Bayesian inference not only gives the optimal fitting line, but also gives the complete posteriori information of the parameters to be estimated.

The left side of the three random variable is given the edge of the posterior: The x axis represents the possible value, and the y-axis represents the probability of the corresponding value. The sample value of three random variables is given on the right side, and it can be seen that the three random variables are well convergent and stable (no jumps and strange patterns).

Secondly, the maximum posterior estimate of the random variable is very close to the real value (parameter simulation data is given the value).

The parameters are estimated by means of the mean value posterior test.

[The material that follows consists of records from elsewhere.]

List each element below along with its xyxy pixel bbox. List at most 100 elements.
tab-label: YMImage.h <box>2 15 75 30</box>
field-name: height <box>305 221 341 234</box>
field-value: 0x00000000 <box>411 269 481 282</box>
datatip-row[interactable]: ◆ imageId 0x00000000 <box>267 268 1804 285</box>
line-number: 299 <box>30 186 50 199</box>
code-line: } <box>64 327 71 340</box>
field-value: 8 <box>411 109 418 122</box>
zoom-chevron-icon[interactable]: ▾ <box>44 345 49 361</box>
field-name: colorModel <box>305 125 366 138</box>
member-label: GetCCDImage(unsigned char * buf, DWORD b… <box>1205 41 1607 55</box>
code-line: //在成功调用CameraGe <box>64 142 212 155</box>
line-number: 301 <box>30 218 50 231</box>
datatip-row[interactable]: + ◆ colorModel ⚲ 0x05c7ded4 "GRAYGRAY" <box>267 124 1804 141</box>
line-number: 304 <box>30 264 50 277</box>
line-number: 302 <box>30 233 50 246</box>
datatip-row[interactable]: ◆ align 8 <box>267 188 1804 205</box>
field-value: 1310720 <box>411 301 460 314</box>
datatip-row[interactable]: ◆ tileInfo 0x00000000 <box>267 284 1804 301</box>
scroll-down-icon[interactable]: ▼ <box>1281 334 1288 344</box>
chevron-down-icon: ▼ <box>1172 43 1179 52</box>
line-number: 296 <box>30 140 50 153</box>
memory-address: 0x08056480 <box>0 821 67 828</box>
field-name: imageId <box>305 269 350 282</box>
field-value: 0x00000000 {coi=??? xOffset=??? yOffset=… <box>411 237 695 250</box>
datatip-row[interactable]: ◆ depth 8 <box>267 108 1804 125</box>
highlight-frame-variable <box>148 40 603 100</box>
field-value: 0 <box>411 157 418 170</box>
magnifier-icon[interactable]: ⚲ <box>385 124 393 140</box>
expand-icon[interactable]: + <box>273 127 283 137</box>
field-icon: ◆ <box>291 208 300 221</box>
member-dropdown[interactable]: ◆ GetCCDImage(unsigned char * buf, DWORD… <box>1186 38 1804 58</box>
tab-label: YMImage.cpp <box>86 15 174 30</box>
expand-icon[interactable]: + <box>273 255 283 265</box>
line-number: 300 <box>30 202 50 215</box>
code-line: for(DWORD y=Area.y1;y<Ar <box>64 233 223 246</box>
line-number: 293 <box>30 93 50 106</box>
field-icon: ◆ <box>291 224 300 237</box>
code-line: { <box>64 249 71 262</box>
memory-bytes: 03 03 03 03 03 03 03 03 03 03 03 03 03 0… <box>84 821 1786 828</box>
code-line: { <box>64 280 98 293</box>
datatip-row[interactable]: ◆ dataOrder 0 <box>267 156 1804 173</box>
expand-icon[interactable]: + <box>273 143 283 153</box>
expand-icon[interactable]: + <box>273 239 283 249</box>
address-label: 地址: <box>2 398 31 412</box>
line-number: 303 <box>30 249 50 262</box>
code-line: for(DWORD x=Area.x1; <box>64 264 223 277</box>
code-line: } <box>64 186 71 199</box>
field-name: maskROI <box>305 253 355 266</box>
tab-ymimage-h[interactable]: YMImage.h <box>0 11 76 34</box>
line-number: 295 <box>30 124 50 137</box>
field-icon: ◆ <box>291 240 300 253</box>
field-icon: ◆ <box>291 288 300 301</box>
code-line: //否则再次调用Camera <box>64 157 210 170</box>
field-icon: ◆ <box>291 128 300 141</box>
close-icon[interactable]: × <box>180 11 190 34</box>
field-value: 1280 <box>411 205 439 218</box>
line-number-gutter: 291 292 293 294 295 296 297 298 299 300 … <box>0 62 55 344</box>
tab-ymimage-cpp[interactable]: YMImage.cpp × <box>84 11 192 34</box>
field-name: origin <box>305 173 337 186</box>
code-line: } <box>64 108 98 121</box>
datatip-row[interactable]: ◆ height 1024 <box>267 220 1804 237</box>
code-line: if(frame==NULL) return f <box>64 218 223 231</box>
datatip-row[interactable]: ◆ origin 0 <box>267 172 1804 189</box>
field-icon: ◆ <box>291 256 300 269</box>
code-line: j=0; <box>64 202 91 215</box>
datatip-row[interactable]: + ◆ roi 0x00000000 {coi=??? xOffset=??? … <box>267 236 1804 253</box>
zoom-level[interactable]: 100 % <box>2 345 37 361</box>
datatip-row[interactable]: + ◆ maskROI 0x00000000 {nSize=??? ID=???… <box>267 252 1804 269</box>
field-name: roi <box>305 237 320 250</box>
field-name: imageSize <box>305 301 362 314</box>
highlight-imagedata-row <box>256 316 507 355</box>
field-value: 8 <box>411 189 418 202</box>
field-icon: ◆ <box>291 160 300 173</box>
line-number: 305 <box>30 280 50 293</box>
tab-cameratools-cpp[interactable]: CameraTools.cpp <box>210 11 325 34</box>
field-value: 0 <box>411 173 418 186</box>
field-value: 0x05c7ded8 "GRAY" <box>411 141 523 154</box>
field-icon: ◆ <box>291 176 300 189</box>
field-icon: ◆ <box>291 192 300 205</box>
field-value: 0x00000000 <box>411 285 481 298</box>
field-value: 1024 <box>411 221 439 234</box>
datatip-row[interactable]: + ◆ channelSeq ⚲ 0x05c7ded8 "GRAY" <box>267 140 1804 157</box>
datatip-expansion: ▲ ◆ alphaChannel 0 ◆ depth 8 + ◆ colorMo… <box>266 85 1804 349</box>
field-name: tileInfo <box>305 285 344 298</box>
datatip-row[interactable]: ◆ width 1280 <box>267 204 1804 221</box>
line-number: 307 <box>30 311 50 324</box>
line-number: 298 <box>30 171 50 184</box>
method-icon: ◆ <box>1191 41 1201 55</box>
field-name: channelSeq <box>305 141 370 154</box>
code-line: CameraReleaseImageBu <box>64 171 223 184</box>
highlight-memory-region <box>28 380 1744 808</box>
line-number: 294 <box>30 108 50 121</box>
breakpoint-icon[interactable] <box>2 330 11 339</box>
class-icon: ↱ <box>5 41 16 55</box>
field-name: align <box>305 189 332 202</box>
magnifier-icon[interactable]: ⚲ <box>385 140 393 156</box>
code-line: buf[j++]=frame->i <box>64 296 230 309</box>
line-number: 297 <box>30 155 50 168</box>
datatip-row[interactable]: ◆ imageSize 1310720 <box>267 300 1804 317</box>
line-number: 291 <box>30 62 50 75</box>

est_intercept=naive_trace[' intercept '].mean ();
est_slope=naive_trace[' slope '].mean ();
Est_regression_line = est_intercept + est_slope * x;
?? Pm.glm.plot_posterior_predictive
Plt.figure (figsize= (7, 7))
Plt.plot (x, Y, ' x ', label= ' data ');

Pm.glm.plot_posterior_predictive (glm_trace,samples=200,c= ' m ');
Plt.plot (x, True_regression_line, label= ' true regression line ', lw=3.0, c= ' y ');
Plt.plot (X,est_regression_line,label = ' mean estimate regression line ', c= ' K ');
Plt.title (' Posterior predictive regression lines ');
Plt.legend (loc=0);
Plt.xlabel (' x ');
Plt.ylabel (' Y ');

Contact Us

The content source of this page is from Internet, which doesn't represent Alibaba Cloud's opinion; products and services mentioned on that page don't have any relationship with Alibaba Cloud. If the content of the page makes you feel confusing, please write us an email, we will handle the problem within 5 days after receiving your email.

If you find any instances of plagiarism from the community, please send an email to: info-contact@alibabacloud.com and provide relevant evidence. A staff member will contact you within 5 working days.

A Free Trial That Lets You Build Big!

Start building with 50+ products and up to 12 months usage for Elastic Compute Service

  • Sales Support

    1 on 1 presale consultation

  • After-Sales Support

    24/7 Technical Support 6 Free Tickets per Quarter Faster Response

  • Alibaba Cloud offers highly flexible support services tailored to meet your exact needs.